Carrefour giratoire (Sergio)
Il était 17 h45 ce soir d’hiver
PIOTR fonçait perché dans la cabine toute neuve de son SCANIA V8 730 CH. Il n’en revenait pas de conduire un tel camion. Lui, le petit enfant de la campagne bulgare il revoyait son père Pavel, le pêcheur qui revenait juché debout sur son char attelé à un bœuf une fois sa journée terminée à Artchar, son village de naissance .Il le voyait arrivé, son père était un géant indestructible. Maintenant il était mort, terrassé par le « crabe »héritage des cigarettes « Belomorkanal » spaciba URSS. Maintenant, c’était lui qui était le chef de famille mais lui arpentait les routes d’Europe, loin de chez lui sur son char moderne. Ce soir, insouciant dans sa nouvelle cabine confortable, climatisée et insonorisée il roulait vite, trop vite vers ce giratoire. Roulant vers l’ouest le soleil couchant l’éblouissait mais il était ailleurs perdu dans sa solitude et sa nostalgie.

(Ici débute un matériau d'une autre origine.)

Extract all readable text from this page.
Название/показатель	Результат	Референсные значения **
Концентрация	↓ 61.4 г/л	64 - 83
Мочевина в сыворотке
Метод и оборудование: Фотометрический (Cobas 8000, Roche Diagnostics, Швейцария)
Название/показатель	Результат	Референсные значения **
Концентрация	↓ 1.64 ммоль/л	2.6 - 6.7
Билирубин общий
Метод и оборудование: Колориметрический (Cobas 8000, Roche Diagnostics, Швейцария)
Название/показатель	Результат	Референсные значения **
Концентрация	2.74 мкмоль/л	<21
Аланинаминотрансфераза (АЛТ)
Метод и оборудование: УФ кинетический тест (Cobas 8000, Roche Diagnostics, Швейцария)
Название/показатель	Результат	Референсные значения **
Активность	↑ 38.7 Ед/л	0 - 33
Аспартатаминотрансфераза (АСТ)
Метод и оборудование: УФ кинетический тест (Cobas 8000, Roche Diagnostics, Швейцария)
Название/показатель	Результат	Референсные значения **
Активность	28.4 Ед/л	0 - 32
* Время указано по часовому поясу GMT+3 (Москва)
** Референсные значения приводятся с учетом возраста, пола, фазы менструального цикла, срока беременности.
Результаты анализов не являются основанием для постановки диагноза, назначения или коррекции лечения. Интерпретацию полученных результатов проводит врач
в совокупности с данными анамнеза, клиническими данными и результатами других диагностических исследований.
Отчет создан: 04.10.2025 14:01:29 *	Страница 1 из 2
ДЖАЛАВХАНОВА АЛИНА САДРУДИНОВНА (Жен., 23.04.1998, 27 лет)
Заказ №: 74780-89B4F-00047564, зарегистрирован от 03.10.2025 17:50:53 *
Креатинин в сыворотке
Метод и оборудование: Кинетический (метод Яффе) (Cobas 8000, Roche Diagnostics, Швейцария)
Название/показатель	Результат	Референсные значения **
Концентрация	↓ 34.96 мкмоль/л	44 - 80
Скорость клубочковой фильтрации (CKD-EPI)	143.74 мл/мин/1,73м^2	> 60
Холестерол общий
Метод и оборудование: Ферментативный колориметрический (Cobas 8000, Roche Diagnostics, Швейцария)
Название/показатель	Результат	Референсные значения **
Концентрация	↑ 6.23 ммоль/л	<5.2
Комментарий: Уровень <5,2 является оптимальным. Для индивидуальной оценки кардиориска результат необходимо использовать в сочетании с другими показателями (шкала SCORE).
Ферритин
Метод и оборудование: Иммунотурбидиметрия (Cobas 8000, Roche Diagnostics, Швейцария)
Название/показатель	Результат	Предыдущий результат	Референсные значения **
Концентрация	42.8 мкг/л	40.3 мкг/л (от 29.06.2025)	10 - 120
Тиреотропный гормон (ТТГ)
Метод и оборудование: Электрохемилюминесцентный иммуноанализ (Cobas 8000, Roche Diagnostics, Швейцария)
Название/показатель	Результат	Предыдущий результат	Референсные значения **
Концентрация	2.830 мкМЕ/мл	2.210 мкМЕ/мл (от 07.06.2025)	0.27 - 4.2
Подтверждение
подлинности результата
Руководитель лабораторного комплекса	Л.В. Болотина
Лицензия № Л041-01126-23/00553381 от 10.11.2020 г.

Il était 17h45 ce soir d’hiver.
Marcel, pied au plancher dans sa vieille camionnette de chantier rentrait chez lui après un après-midi bien arrosé. Il faisait froid ce jour-là et il n’avait pu avec son équipe couler la dalle de compression du plancher du premier niveau .Le chantier était encore ouvert à tous les vents. Avec cette bise polaire déferlant du nord et des températures négatives le coulage était impossible techniquement. Ils auraient coulé mais le contrôleur technique avait mis son véto. Le froid et la météo n’avaient pas de prise sur eux. C’était leur fierté d’homme, la seule peut être mais ils s’y accrochaient. Attitude incompréhensible pour l’architecte parisien qui les saluait à peine, du bout des lèvres et qui serait furieux lors du prochain rendez-vous de chantier .Il avait donc invité toute son équipe au routier du coin pour arroser la petite fille de Jésus son chef d’équipe .Arrosée, le terme le plus indiqué serait plutôt inondée. Mais bon, Marcel rentrait chez la « baronne »et bien que le soleil lui fasse de l’œil, il avait bien vu le camion flambant neuf qui fonçait sur la route venant de droite. Mais, foi de Marcel ce n’est pas ce cochon d’étranger de l’est avec son camion rouge qui allait l’impressionner. Ah non pas lui, pas Marcel !!!!!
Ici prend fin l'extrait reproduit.